Mais les matamores de l'antisémitisme populaire, les Drumont et les Rochefort, les esthètes et les théoriciens du nationalisme, les Barrès et les Maurras, dénoncèrent dans la figure mythique du Juif à la fois la cause directe et le symbole de la décadence française. Obnubilés par les patronymes juifs, désormais repérables dans la haute administration, dans les commandements militaires, dans les instances politiques, après qu'ils l'eurent été dans le commerce et dans la banque, ils décrivirent en lettres de feu ou en savants traités « l'invasion » . La France de trente-neuf millions d'habitants ne comptait que quatre-vingt mille Juifs, mais les chiffres les plus fantaisistes renforçaient leur phobie : le pays était désormais, selon eux, en proie à la rapacité et à la volonté de nuire des envahisseurs.

Une victoire pour la République

L'imaginaire dreyfusard, symétrique de l'imaginaire antidreyfusard, développa quant à lui l'idée de complot inversé, telle qu'on la trouve exprimée dans l' Histoire de l'affaire Dreyfus de Joseph Reinach : complot de l'Église contre la république. D'où la transformation d'un certain dreyfusisme en anticléricalisme militant. Cet anticléricalisme trouva une application politique avec la victoire du Bloc des gauches aux élections législatives de 1902, et le ministère Combes 1902-1905. En un sens, le dreyfusisme eut pour heureux effet la loi de séparation des Églises et de l'État de 1905, dont tous les partis purent, à la longue, se féliciter. D'un autre côté, cette politique anticléricale retarda le « ralliement » des catholiques aux institutions républicaines. Il est vrai que le pape Léon XIII, fin politique, mort en 1903, avait eu pour successeur Pie X, dont l'intransigeance doctrinale et la raideur diplomatique ont pu décourager les hommes du compromis.

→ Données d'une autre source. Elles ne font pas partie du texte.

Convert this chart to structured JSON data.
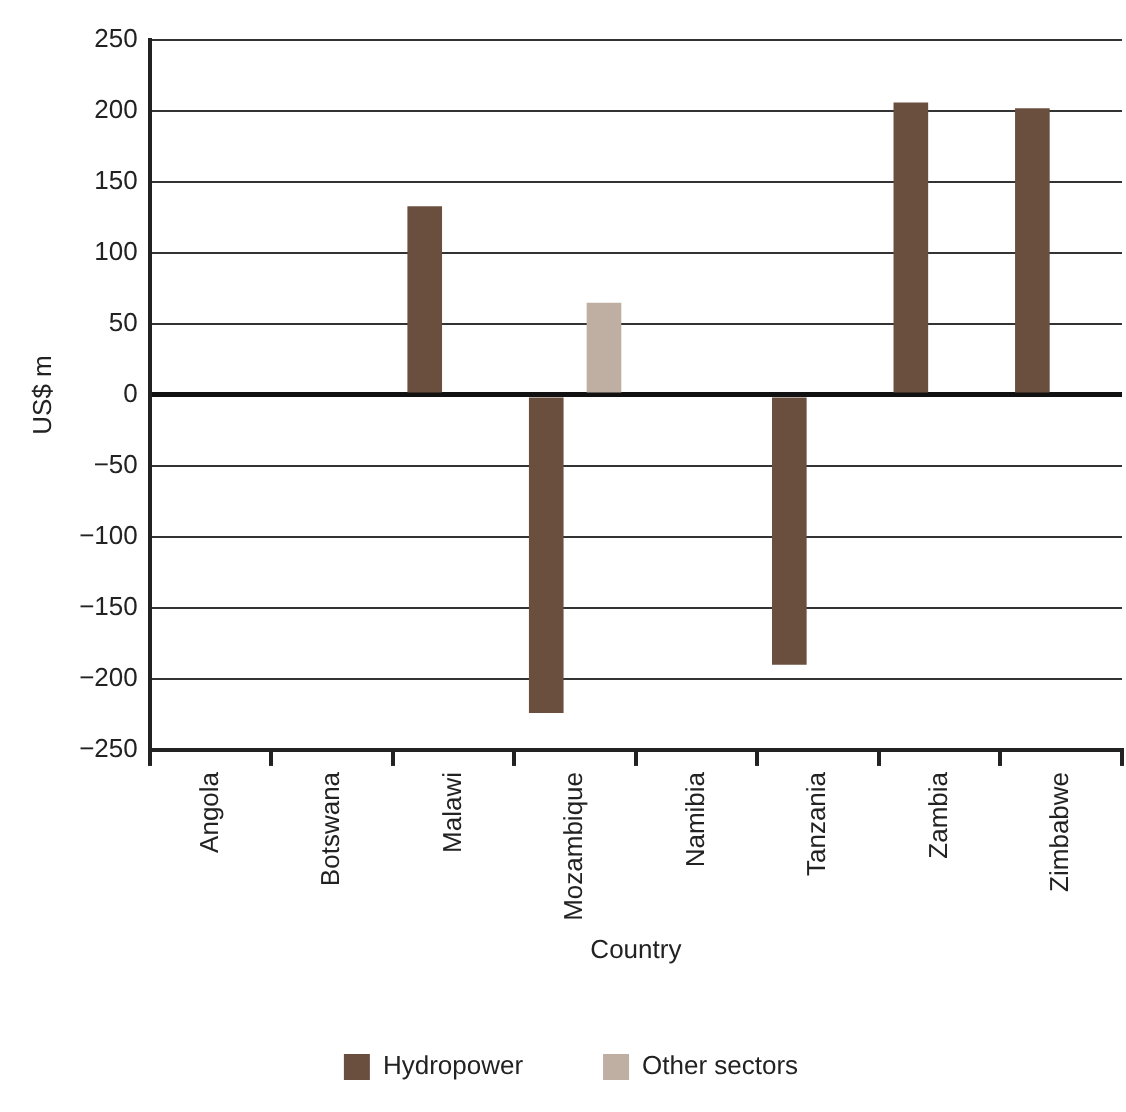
{
  "chart_data": {
    "type": "bar",
    "xlabel": "Country",
    "ylabel": "US$ m",
    "categories": [
      "Angola",
      "Botswana",
      "Malawi",
      "Mozambique",
      "Namibia",
      "Tanzania",
      "Zambia",
      "Zimbabwe"
    ],
    "series": [
      {
        "name": "Hydropower",
        "color": "#6a4f3f",
        "values": [
          null,
          null,
          133,
          -224,
          null,
          -190,
          206,
          202
        ]
      },
      {
        "name": "Other sectors",
        "color": "#bfaea2",
        "values": [
          null,
          null,
          null,
          65,
          null,
          null,
          null,
          null
        ]
      }
    ],
    "ylim": [
      -250,
      250
    ],
    "yticks": [
      {
        "value": -250,
        "label": "−250"
      },
      {
        "value": -200,
        "label": "−200"
      },
      {
        "value": -150,
        "label": "−150"
      },
      {
        "value": -100,
        "label": "−100"
      },
      {
        "value": -50,
        "label": "−50"
      },
      0,
      50,
      100,
      150,
      200,
      250
    ],
    "grid": "y",
    "legend": "bottom"
  }
}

Cela dit, le dreyfusisme devait rester le paradigme éthique de la nation républicaine. Sa victoire finale — la réhabilitation du capitaine Dreyfus en 1906 — s'impose encore à nous comme la reconnaissance officielle des valeurs qui fondent notre démocratie libérale — et la plus précieuse de toutes, celle qui fait de chaque citoyen, de chaque être humain, une personne qu'on ne peut sacrifier à une aveugle raison d'État, non plus qu'à des préjugés barbares. Cette référence historique, incomparable par le nombre des acteurs qui y sont associés et par l'éclat de sa conclusion, demeure à jamais comme l'un des étais symboliques les plus solides de notre modèle républicain9.